Женщина, попав в гарем, покидает его мертвой в гробу — до кладбища, или живой в мешке — до Босфора, где ее топят…
Мустафа III лицо белил, а бороду чернил. Он жил в заточении гарема, который враги его намеренно составили из женщин бесплодных. Боясь быть отравленным, падишах изучил европейскую медицину, а чтобы разгадать тайны будущего, внимательно следил за расположением небесных светил, самоучкой постигая астрономию и математику. Мустафа III не был гением (как писал о нем Вольтер Екатерине) и не был идиотом (как писала Екатерина Вольтеру)… Своему врачу Габису султан признался:
— Сегодня ночью расстановка небесных светил была такова, что мне следует ждать неприятностей со стороны севера…

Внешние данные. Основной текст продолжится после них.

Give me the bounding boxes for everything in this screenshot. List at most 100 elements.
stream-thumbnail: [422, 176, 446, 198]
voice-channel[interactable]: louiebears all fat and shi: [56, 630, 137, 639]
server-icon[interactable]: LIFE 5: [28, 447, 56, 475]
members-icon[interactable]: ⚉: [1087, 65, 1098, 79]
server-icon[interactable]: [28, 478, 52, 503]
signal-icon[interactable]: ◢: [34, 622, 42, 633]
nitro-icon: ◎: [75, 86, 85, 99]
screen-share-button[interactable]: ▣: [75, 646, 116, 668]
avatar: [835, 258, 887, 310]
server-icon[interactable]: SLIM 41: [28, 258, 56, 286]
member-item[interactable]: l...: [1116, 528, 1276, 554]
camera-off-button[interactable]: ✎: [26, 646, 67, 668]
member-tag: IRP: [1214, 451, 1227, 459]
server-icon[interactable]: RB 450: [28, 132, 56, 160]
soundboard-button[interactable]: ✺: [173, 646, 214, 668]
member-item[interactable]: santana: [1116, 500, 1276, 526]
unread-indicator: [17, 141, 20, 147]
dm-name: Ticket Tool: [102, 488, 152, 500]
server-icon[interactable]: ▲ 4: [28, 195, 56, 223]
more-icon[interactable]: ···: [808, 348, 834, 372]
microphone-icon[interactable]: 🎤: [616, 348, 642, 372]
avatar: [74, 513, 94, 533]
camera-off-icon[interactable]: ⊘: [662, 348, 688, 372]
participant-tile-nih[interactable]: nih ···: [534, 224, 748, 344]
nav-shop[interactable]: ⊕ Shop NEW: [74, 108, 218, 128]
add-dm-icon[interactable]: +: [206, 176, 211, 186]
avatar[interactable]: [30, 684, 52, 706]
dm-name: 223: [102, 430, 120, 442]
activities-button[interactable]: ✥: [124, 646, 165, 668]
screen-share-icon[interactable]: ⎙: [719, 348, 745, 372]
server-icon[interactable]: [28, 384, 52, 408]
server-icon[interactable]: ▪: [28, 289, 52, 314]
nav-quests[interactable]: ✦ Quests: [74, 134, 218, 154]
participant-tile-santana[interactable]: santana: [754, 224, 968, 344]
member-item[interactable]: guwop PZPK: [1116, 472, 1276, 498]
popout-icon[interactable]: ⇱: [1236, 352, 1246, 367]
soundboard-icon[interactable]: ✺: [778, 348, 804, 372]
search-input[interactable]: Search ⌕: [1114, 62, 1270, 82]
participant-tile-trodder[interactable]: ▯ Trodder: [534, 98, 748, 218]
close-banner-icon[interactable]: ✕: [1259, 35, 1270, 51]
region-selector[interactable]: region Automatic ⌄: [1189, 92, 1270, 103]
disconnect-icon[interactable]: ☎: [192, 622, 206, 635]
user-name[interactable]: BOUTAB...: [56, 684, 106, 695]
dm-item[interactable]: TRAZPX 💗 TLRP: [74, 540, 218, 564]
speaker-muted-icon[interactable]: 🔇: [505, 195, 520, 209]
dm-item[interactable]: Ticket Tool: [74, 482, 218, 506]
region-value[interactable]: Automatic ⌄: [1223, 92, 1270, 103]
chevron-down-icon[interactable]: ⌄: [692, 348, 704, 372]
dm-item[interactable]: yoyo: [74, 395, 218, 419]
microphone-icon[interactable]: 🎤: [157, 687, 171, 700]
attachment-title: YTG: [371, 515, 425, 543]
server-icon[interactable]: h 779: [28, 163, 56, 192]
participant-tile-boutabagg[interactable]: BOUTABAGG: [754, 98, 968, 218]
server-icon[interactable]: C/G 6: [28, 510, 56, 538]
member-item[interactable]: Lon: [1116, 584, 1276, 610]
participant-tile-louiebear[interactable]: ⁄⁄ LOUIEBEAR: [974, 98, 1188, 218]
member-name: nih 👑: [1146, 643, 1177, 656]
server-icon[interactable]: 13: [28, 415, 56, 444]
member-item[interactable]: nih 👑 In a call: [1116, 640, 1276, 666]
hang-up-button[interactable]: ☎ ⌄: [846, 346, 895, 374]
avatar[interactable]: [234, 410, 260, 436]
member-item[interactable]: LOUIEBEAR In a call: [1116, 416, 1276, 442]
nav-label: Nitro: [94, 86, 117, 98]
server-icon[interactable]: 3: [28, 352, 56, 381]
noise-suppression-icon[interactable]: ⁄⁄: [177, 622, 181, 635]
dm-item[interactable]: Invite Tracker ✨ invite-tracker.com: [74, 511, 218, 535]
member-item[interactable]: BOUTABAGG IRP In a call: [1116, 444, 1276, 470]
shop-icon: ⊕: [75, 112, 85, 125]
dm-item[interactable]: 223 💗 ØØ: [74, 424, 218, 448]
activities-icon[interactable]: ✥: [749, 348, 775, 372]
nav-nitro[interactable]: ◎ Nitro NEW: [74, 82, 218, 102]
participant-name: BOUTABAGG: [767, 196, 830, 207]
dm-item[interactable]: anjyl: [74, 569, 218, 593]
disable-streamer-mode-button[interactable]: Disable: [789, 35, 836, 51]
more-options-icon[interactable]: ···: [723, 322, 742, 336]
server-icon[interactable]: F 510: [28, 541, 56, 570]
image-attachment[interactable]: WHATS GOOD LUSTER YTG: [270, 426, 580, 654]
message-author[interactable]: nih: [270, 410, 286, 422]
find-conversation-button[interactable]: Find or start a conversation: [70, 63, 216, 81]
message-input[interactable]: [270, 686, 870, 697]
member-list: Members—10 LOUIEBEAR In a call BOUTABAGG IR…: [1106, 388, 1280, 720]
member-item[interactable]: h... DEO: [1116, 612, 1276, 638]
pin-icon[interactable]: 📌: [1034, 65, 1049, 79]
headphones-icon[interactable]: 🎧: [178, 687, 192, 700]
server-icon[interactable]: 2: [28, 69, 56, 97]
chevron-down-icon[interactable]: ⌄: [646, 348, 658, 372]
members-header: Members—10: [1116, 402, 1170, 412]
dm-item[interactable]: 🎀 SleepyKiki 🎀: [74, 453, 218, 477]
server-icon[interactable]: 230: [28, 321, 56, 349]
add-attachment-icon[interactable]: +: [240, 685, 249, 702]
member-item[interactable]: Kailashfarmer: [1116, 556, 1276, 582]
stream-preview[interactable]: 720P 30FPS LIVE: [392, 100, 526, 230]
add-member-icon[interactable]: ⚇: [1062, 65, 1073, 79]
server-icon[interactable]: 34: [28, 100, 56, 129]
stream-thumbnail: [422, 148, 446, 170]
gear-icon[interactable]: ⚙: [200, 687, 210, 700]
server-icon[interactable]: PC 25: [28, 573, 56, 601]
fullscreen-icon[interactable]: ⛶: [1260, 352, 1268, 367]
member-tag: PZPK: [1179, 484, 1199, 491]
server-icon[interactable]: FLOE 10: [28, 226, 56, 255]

Слушая пение канареек, он принимал версальского посла Вержена, толковавшего о необходимости заведения литейных цехов, чтобы турки могли отливать пушки. Но пока что Франция сама снабжала Турцию пушками, отчего бунтовали янычары. Палить из пушек по неверным они всегда согласны. Но их не заставишь чистить пушки банниками, сделанными из свиной щетины. Янычары вытаскивали на улицы Стамбула большие котлы, в которых варили то шербет, то луковую похлебку, они лупили в них, как в барабаны, крича: «Аллах не простит нам осквернения артиллерии свининой, которой кормятся одни лишь поганые гяуры…» Габис умолял султана не забывать о верном друге — прусском короле Фридрихе II.